Karandeep Kawatra - Machine Learning Self-Assessment

Overview of things learned:


  • Learned how to work with Keras models using BERT and TF IDF vectorization.
  • Preprocessing texts from forums
  • Identified the most common tags by exploratory data analysis
  • Exposed to the Active Learning and worked with the modAL library

Tools: Google Collab, Slack, Notion, Google Meet, BeautifulSoup, Tensorflow (Keras modeling), modAL, Prodigy, LightTag

Soft Skills:

  • Learned to become more vocal due to smaller sized teams
  • Shared my work with my teammates and gave my input
  • Got over the fear of being the youngest yet naive person in my group and took risks for sharing my ideas
  • Learned that communication was key since we have a diverse team from all over the world
  • Connected/bonded with my team and learned more about their background

Achievement Highlights:

  • Web scraped the StackExchange forum data with titles, content and tags from 4 different categories: Computer Science, Data Science, Computational Science and Machine Learning
  • Built a sequential model using BERT Embeddings from the scraped data.
  • Built a model using TF IDF embeddings which predicted the tags based on the content of the forum
  • Learned and experimented with the Active Learning library and tag annotation tools such as Prodigy and Lightag.

Meetings Attended:

  • Weekly team meetings hosted by our leads (11 of them total; occurred twice a week)
  • Team Building meetings: our leads discussed resume building and how to reach out to various companies for potential employment

Goals for this week:

  • To integrate the full functioning model that could use the Active Learning loop we had created to predict the tags based on the title and continuing on for the posts in the data set.

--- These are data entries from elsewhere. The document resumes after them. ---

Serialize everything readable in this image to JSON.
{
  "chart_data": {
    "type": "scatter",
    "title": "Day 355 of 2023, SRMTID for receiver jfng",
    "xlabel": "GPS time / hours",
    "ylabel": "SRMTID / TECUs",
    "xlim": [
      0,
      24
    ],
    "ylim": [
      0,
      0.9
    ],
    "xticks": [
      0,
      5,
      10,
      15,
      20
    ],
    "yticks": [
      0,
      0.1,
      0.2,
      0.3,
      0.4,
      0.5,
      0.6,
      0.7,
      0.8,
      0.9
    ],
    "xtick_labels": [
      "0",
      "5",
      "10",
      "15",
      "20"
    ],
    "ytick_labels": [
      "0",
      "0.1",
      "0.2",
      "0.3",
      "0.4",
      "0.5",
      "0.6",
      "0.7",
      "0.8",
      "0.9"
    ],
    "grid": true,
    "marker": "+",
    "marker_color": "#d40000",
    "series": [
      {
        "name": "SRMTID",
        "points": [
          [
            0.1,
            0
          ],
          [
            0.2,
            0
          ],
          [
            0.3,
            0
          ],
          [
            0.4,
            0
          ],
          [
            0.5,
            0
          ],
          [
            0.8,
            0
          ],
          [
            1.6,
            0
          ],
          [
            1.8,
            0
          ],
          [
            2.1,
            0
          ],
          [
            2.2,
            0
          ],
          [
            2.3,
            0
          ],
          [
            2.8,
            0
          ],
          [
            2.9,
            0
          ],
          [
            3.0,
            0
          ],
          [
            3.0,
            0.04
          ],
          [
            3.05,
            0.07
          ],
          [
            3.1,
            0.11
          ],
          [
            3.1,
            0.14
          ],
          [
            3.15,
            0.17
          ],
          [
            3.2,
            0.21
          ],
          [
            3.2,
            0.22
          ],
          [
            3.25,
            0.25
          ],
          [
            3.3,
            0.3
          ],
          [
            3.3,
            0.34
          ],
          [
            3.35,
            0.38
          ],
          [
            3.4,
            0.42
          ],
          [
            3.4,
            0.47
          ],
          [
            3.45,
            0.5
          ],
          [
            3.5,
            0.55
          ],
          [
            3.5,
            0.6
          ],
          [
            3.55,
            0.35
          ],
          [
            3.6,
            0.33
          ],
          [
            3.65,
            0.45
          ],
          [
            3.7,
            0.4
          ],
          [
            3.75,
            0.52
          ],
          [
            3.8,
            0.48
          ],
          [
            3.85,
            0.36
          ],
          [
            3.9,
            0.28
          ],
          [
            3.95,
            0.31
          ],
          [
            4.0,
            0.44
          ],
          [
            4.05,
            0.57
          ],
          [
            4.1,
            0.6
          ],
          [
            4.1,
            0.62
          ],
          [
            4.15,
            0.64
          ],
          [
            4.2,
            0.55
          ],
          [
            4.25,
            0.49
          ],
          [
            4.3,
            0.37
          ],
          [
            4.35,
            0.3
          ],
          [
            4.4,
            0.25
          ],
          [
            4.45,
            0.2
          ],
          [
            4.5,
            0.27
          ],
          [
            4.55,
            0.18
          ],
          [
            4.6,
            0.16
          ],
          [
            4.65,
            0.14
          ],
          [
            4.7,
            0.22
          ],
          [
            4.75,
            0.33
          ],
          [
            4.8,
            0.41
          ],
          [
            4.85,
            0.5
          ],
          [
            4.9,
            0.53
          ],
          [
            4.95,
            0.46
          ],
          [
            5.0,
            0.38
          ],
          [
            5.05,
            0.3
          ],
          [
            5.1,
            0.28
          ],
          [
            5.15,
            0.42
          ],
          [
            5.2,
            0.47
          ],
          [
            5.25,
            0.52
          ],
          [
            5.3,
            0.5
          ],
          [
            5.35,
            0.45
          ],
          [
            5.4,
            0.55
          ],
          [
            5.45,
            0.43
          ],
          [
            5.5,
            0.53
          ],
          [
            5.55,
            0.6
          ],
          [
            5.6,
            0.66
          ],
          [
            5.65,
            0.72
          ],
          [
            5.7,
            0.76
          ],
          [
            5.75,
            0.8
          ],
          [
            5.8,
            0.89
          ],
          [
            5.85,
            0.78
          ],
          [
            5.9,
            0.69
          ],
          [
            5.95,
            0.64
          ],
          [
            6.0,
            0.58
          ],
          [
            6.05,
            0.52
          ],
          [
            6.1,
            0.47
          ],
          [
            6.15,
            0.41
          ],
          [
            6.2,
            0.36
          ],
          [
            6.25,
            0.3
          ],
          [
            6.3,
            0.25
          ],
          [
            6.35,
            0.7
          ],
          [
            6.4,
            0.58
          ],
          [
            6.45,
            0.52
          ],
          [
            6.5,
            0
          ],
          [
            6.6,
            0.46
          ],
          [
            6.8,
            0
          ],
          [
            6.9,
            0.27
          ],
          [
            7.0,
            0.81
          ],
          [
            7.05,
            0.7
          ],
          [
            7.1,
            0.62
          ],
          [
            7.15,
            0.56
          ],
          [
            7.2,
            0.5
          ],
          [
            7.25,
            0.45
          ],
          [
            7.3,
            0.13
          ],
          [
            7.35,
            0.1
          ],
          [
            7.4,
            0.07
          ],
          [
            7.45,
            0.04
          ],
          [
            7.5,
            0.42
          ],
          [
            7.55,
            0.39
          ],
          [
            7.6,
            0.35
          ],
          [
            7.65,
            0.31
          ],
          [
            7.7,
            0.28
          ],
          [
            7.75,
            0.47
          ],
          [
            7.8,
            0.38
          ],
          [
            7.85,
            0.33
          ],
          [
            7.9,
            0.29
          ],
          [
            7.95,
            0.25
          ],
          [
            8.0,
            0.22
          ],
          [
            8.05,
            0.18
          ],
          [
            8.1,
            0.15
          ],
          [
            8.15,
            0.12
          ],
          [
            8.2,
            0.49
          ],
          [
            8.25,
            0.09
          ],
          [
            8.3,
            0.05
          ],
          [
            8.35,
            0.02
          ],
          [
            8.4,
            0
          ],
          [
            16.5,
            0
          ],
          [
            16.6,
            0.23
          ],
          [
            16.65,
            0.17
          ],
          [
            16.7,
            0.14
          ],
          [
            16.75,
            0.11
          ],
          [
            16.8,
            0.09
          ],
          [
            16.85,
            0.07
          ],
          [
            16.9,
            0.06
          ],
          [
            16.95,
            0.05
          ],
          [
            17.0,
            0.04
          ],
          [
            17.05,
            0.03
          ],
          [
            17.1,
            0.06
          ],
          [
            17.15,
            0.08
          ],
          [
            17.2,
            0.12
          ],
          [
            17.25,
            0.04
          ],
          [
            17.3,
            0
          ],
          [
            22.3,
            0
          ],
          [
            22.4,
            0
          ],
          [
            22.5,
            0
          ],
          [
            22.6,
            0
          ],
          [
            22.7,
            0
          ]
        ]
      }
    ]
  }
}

We will deploy this probably through AWS
  • To test our model on Stem-Away dataset if possible

Tasks Done:

  • Webscraped StackExchange forum using BeautifulSoup
  • Researched annotation tools such as prodigy and light tags to use in
  • Preprocessed the data from my dataset to used BERT and TF IDF to embed our text (later discovered that TF IDF was the better option since it did not have limit on features)
  • Got the most frequent tags (25) and displayed them graphically (discovered machine learning was the most frequent by a landslide)
  • Used metrics to calculate the accuracy for both models (precision, recall and f1 scoring)
  • Found that the TF IDF gave me a better accuracy of 70% compared to the BERT of 40%
  • Researched and tried to implement the Active Learning within my model (did not workout well)